Proposed regulations on transition tax for foreign earnings (Notice 2018 – 26) include rules intended to prevent the avoidance of section 965, rules and procedures relating to certain special elections under section 965, and guidance on the reporting and payment of the transition tax. The notice also provides relief to taxpayers from certain estimated tax requirements and penalties arising from the enactment of the transition tax and the change to existing stock attribution rules in the new law.
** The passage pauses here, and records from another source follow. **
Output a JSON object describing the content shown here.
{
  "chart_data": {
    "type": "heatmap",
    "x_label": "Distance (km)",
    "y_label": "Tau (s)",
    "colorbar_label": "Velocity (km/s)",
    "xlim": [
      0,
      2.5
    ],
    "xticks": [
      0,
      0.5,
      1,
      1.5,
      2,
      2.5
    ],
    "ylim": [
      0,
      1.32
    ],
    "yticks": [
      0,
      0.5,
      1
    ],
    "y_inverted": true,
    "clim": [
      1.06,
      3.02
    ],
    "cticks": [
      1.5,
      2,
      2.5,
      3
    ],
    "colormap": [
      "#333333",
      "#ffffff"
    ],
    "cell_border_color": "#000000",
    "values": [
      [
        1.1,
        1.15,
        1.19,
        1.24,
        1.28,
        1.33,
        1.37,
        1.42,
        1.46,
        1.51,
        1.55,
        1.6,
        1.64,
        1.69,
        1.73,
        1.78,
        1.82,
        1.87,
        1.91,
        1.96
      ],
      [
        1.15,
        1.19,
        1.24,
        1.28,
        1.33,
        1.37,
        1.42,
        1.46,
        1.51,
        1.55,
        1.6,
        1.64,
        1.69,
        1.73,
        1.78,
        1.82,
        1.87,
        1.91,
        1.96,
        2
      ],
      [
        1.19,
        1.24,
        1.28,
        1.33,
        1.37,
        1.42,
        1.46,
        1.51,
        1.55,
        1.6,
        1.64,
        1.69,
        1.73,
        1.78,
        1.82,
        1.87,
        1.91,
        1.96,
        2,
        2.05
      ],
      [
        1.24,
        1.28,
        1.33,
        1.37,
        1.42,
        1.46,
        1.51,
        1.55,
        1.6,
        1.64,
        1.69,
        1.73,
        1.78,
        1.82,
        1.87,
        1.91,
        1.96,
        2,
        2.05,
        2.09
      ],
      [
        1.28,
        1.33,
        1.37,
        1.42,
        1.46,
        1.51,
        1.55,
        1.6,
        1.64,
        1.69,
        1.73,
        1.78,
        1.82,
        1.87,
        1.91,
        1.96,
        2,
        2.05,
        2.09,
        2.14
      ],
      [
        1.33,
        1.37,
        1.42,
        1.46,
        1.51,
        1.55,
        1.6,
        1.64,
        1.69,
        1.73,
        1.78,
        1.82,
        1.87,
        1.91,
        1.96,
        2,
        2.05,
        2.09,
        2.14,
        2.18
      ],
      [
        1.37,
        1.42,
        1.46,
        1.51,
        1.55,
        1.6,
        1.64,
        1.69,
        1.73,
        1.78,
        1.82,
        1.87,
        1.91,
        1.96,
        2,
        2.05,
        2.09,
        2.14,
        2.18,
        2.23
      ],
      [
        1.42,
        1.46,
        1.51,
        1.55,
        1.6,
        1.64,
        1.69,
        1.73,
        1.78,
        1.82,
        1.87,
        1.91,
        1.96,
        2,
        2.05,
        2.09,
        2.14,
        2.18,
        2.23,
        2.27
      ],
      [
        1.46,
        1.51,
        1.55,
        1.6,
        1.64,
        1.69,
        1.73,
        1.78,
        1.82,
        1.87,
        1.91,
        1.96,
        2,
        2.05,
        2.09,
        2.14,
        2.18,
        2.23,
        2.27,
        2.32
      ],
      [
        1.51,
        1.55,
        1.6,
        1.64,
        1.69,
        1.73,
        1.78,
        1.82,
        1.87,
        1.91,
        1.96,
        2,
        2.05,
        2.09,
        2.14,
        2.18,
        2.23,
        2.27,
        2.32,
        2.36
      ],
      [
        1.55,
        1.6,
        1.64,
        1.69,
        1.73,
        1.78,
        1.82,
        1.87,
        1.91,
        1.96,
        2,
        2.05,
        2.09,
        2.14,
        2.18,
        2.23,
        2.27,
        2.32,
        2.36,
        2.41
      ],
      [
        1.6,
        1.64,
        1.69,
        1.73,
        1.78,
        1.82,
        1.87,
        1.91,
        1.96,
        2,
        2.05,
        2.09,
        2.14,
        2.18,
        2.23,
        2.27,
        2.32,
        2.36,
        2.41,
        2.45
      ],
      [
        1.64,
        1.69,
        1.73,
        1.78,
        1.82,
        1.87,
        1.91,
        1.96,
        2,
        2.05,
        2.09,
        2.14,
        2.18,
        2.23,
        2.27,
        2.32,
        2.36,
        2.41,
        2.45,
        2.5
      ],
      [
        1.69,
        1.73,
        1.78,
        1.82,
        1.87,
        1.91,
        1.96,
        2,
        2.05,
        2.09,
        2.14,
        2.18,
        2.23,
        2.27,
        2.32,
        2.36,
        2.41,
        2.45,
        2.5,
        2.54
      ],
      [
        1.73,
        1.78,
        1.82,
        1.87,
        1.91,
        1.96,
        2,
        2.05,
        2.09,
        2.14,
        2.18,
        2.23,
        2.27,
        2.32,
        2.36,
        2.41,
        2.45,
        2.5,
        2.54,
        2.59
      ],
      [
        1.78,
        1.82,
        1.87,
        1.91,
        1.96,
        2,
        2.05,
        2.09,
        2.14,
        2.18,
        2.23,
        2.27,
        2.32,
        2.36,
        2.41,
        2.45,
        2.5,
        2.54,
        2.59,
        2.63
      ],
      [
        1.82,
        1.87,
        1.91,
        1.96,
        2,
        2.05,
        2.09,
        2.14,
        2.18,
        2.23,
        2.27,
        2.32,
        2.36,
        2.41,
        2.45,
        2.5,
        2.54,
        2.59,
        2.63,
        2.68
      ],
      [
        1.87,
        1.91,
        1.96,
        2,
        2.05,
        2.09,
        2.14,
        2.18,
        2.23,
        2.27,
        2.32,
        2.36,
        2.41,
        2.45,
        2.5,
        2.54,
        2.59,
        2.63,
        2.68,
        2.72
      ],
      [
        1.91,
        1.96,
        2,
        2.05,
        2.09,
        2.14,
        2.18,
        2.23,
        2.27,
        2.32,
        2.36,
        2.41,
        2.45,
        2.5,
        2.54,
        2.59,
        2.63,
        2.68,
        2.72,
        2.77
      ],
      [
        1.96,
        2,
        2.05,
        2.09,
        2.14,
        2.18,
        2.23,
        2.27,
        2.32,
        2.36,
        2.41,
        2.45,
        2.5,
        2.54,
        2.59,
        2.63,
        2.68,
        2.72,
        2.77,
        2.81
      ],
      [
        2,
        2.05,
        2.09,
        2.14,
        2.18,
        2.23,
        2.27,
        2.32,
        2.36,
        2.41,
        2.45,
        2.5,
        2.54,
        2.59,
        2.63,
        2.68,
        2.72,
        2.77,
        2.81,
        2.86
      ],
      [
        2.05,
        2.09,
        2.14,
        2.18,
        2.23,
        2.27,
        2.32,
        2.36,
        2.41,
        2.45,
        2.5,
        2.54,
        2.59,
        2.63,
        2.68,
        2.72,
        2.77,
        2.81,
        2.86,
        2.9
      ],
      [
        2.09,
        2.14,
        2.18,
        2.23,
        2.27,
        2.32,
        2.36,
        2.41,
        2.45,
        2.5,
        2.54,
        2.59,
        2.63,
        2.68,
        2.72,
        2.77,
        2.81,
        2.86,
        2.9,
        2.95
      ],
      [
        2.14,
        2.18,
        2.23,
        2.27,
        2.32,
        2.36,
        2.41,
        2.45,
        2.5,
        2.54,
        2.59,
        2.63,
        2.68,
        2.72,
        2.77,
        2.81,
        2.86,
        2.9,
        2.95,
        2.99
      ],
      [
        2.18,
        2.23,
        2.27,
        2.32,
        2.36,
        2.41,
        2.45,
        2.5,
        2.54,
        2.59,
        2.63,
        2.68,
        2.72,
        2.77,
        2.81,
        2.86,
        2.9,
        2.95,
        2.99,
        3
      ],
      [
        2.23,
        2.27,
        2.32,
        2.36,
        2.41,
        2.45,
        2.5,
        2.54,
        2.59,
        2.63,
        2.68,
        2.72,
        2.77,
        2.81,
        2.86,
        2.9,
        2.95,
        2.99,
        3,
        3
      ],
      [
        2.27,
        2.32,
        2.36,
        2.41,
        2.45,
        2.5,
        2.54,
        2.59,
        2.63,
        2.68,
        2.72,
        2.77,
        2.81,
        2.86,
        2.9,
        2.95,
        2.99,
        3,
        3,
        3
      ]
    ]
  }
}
Notice 2018-29 provides guidance regarding the withholding on the transfer of non-publicly traded partnership interests. The new law treats a foreign taxpayer’s gain or loss on the sale or exchange of a partnership interest as effectively connected with the conduct of a trade or business in the United States to the extent that gain or loss would be treated as effectively connected with the conduct of a trade or business in the United States if the partnership sold all of its assets. The new law also imposes a withholding tax on the disposition of a partnership interest by a foreign taxpayer.
Notice 2018 - 28 addresses computing the business interest expense limitation the law. In general, newly amended section 163(j) of the Internal Revenue Code imposes a limitation on deductions for business interest incurred by certain large businesses. For most large businesses, business interest expense is limited to any business interest income plus 30 percent of the business’ adjusted taxable income.